UK - Equity markets will have to rise by 40% to clear the aggregate pension deficit from the FTSE350 companies, new research shows.
The study – carried out for Axa Investment Managers by corporate adviser Barrie and Hibbert – shows the average FTSE250 scheme to be only 75% funded compared with 82% for FTSE100 companies.
The research estimates the total pensions deficit among FTSE350 firms at £75bn at the end of November – down from £135bn earlier this year.
But Axa Investment Managers and Barrie and Hibbert stressed there was still a “long way to go” to clear these deficits.
The report – New Solutions for Pension Fund Risks – claimed one-third of falls in deficits was due to increases in interest rates and the remainder to the rally in the equity markets.
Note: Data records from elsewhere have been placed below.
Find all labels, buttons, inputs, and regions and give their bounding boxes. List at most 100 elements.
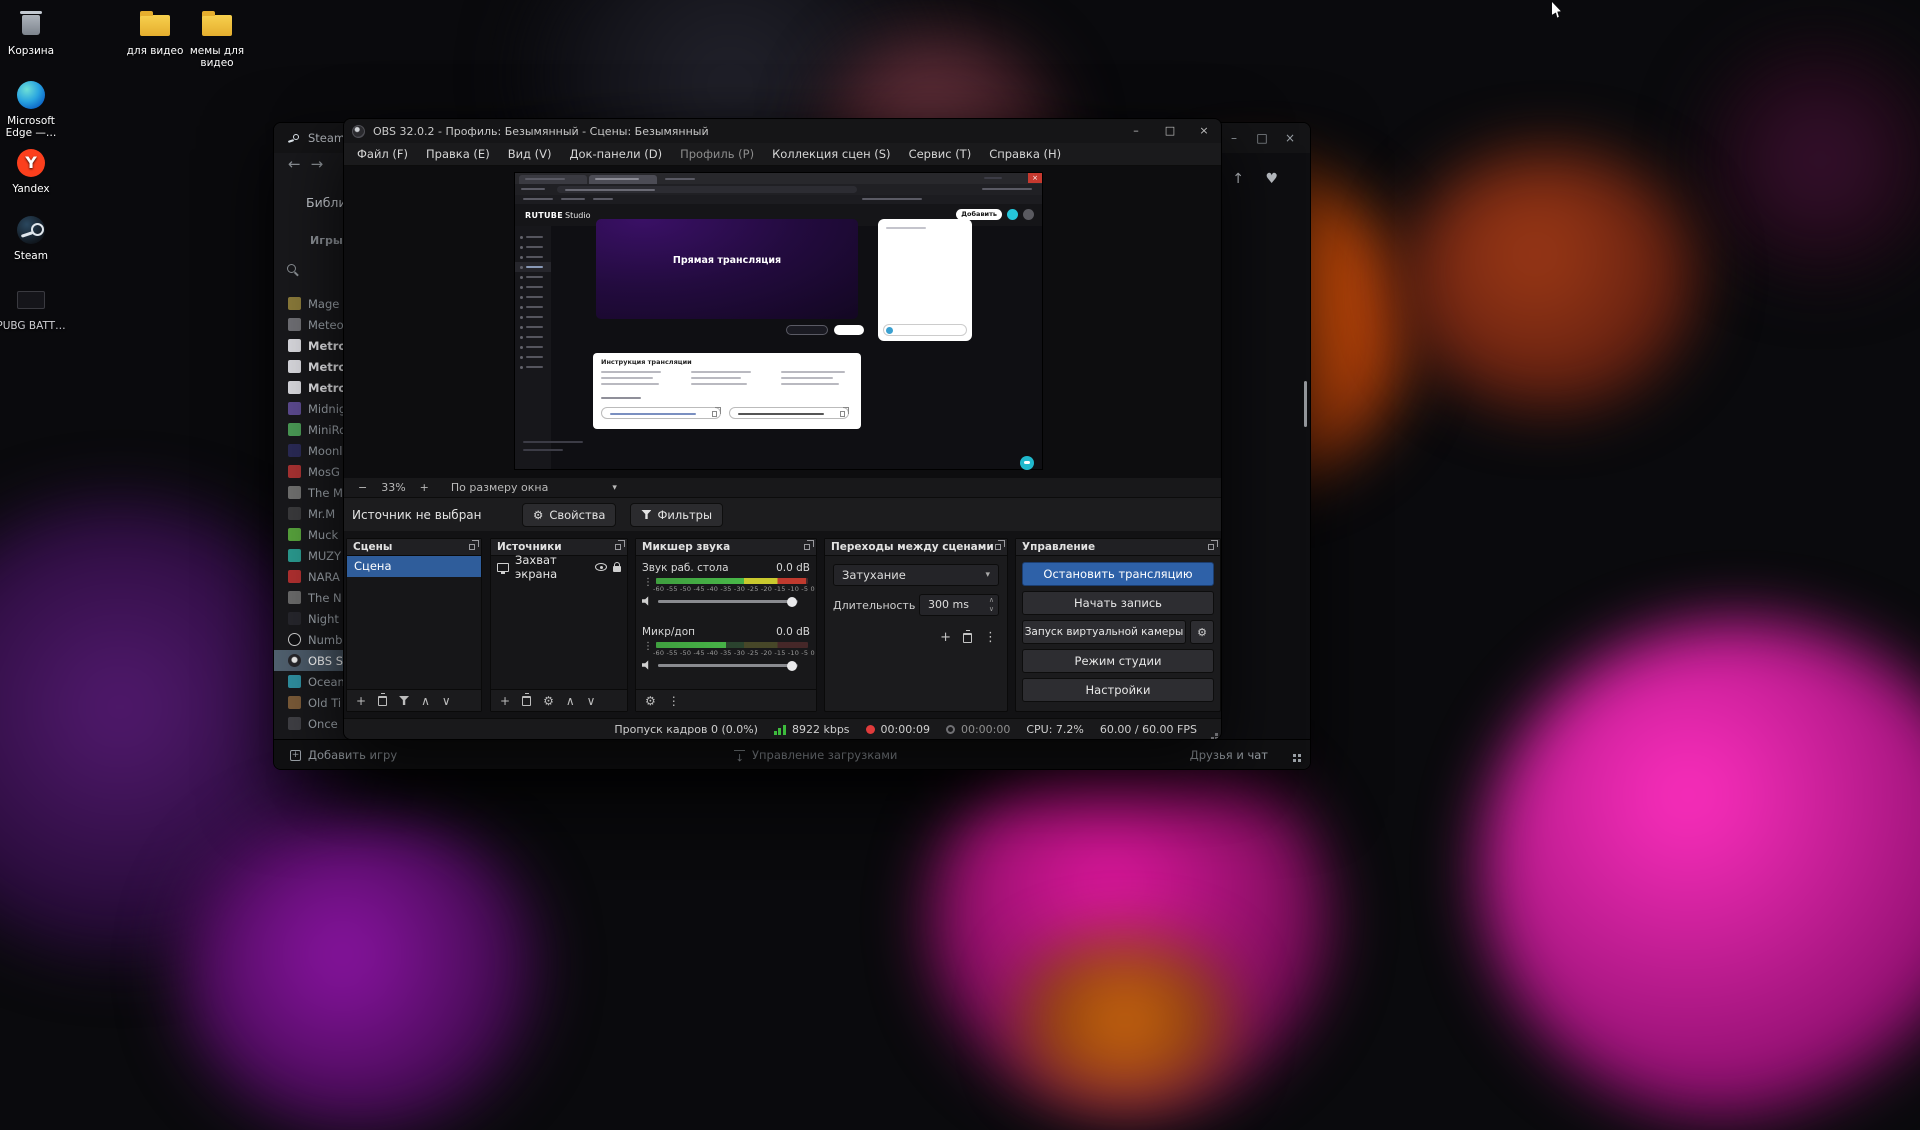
volume-slider[interactable] xyxy=(658,600,798,603)
resize-grip[interactable] xyxy=(1215,733,1218,736)
zoom-fit-select[interactable]: По размеру окна xyxy=(451,481,548,494)
desktop-icon-recycle-bin[interactable]: Корзина xyxy=(0,8,69,57)
add-source-button[interactable]: + xyxy=(500,694,510,708)
stream-key-field xyxy=(601,407,721,419)
speaker-icon[interactable] xyxy=(642,660,652,670)
channel-level: 0.0 dB xyxy=(776,562,810,575)
spin-down-icon[interactable]: ∨ xyxy=(989,605,994,614)
close-button[interactable]: × xyxy=(1187,119,1221,143)
advanced-audio-icon[interactable]: ⚙ xyxy=(645,694,656,708)
back-button[interactable]: ← xyxy=(288,155,301,173)
desktop-icon-folder-memes[interactable]: мемы для видео xyxy=(179,8,255,69)
chevron-down-icon[interactable]: ▾ xyxy=(612,483,617,493)
popout-icon[interactable] xyxy=(1208,544,1214,550)
stream-url-field xyxy=(729,407,849,419)
channel-menu-icon[interactable]: ⋮ xyxy=(643,641,653,652)
add-transition-button[interactable]: + xyxy=(940,630,951,645)
stop-streaming-button[interactable]: Остановить трансляцию xyxy=(1022,562,1214,586)
desktop-icon-yandex[interactable]: Y Yandex xyxy=(0,146,69,195)
zoom-out-button[interactable]: − xyxy=(358,481,367,494)
rutube-logo-suffix: Studio xyxy=(565,211,590,220)
minimize-button[interactable]: – xyxy=(1220,123,1248,153)
icon-label: Microsoft Edge —… xyxy=(6,115,57,139)
page-up-icon[interactable]: ↑ xyxy=(1232,171,1244,187)
friends-chat-button[interactable]: Друзья и чат xyxy=(1190,740,1268,770)
steam-app-label[interactable]: Steam xyxy=(308,131,345,145)
remove-source-button[interactable] xyxy=(522,696,531,706)
source-item[interactable]: Захват экрана xyxy=(491,556,627,578)
minimize-button[interactable]: – xyxy=(1119,119,1153,143)
move-source-up-button[interactable]: ∧ xyxy=(566,694,575,708)
popout-icon[interactable] xyxy=(995,544,1001,550)
scene-item-selected[interactable]: Сцена xyxy=(347,556,481,577)
maximize-button[interactable]: □ xyxy=(1153,119,1187,143)
forward-button[interactable]: → xyxy=(311,155,324,173)
rutube-logo: RUTUBE xyxy=(525,211,563,220)
zoom-in-button[interactable]: + xyxy=(420,481,429,494)
menu-help[interactable]: Справка (H) xyxy=(980,147,1070,161)
popout-icon[interactable] xyxy=(804,544,810,550)
desktop-icon-steam[interactable]: Steam xyxy=(0,213,69,262)
lock-icon[interactable] xyxy=(613,566,621,572)
menu-scene-collection[interactable]: Коллекция сцен (S) xyxy=(763,147,899,161)
studio-mode-button[interactable]: Режим студии xyxy=(1022,649,1214,673)
friends-label: Друзья и чат xyxy=(1190,748,1268,762)
folder-icon xyxy=(202,15,232,36)
steam-icon xyxy=(17,216,45,244)
add-game-button[interactable]: + Добавить игру xyxy=(290,740,397,770)
menu-profile[interactable]: Профиль (P) xyxy=(671,147,763,161)
downloads-button[interactable]: ↑ Управление загрузками xyxy=(734,740,897,770)
filters-button[interactable]: Фильтры xyxy=(630,503,723,527)
move-source-down-button[interactable]: ∨ xyxy=(587,694,596,708)
menu-docks[interactable]: Док-панели (D) xyxy=(561,147,672,161)
visibility-eye-icon[interactable] xyxy=(595,563,607,571)
move-scene-down-button[interactable]: ∨ xyxy=(442,694,451,708)
move-scene-up-button[interactable]: ∧ xyxy=(421,694,430,708)
source-properties-button[interactable]: ⚙ xyxy=(543,694,554,708)
remove-transition-button[interactable] xyxy=(963,633,972,643)
game-icon xyxy=(288,696,301,709)
transition-select[interactable]: Затухание ▾ xyxy=(833,564,999,586)
virtual-camera-settings-button[interactable]: ⚙ xyxy=(1190,620,1214,644)
scene-filters-button[interactable] xyxy=(399,696,409,705)
signal-icon xyxy=(774,725,786,735)
virtual-camera-button[interactable]: Запуск виртуальной камеры xyxy=(1022,620,1186,644)
game-name: Old Ti xyxy=(308,696,341,710)
start-recording-button[interactable]: Начать запись xyxy=(1022,591,1214,615)
menu-view[interactable]: Вид (V) xyxy=(499,147,561,161)
scrollbar-thumb[interactable] xyxy=(1304,381,1307,427)
search-icon[interactable] xyxy=(287,264,296,273)
properties-button[interactable]: ⚙ Свойства xyxy=(522,503,616,527)
menu-tools[interactable]: Сервис (T) xyxy=(900,147,981,161)
controls-dock: Управление Остановить трансляцию Начать … xyxy=(1015,538,1221,712)
heart-icon[interactable]: ♥ xyxy=(1265,171,1278,187)
menu-edit[interactable]: Правка (E) xyxy=(417,147,499,161)
sources-dock: Источники Захват экрана + ⚙ ∧ ∨ xyxy=(490,538,628,712)
add-scene-button[interactable]: + xyxy=(356,694,366,708)
speaker-icon[interactable] xyxy=(642,596,652,606)
close-button[interactable]: × xyxy=(1276,123,1304,153)
stream-banner-title: Прямая трансляция xyxy=(596,255,858,266)
popout-icon[interactable] xyxy=(469,544,475,550)
channel-menu-icon[interactable]: ⋮ xyxy=(643,577,653,588)
game-icon xyxy=(288,297,301,310)
settings-button[interactable]: Настройки xyxy=(1022,678,1214,702)
popout-icon[interactable] xyxy=(615,544,621,550)
spin-up-icon[interactable]: ∧ xyxy=(989,596,994,605)
volume-slider[interactable] xyxy=(658,664,798,667)
db-scale: -60 -55 -50 -45 -40 -35 -30 -25 -20 -15 … xyxy=(653,585,811,593)
duration-input[interactable]: 300 ms ∧∨ xyxy=(919,594,999,616)
friends-list-toggle[interactable] xyxy=(1293,740,1296,770)
desktop-icon-pubg[interactable]: PUBG BATT… xyxy=(0,283,69,332)
desktop-icon-edge[interactable]: Microsoft Edge —… xyxy=(0,78,69,139)
transition-menu-icon[interactable]: ⋮ xyxy=(984,630,997,645)
yandex-icon: Y xyxy=(17,149,45,177)
streaming-indicator-icon xyxy=(866,725,875,734)
maximize-button[interactable]: □ xyxy=(1248,123,1276,153)
remove-scene-button[interactable] xyxy=(378,696,387,706)
obs-titlebar[interactable]: OBS 32.0.2 - Профиль: Безымянный - Сцены… xyxy=(344,119,1221,143)
mixer-menu-icon[interactable]: ⋮ xyxy=(668,694,680,708)
game-name: Ocean xyxy=(308,675,345,689)
preview-area[interactable]: × RUTUBE Studio Добавить xyxy=(344,166,1221,478)
menu-file[interactable]: Файл (F) xyxy=(348,147,417,161)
Barrie and Hibbert director Andrew Barrie said: “There is a growing understanding that interest rates have as big a role to play as the equities market.”
Barrie and Hibbert calculated that a two percentage point rise in interest rates would put the FTSE350 aggregate deficit back in surplus – equivalent to a 40% rise in the equity market.
To put 90% of all pension plans back in surplus, the firms said interest rates would have to rise by 4% – equivalent to a 100% rise in the equity market.
Only 12% of funds had increased their equity exposure in the year to November 26 despite rallies in the stock markets.
Barrie added that there had been a “gradual move” from peer group benchmarks to customised investment strategy.
The survey also found more than a third of final salary schemes in the FTSE350 were closed to new members.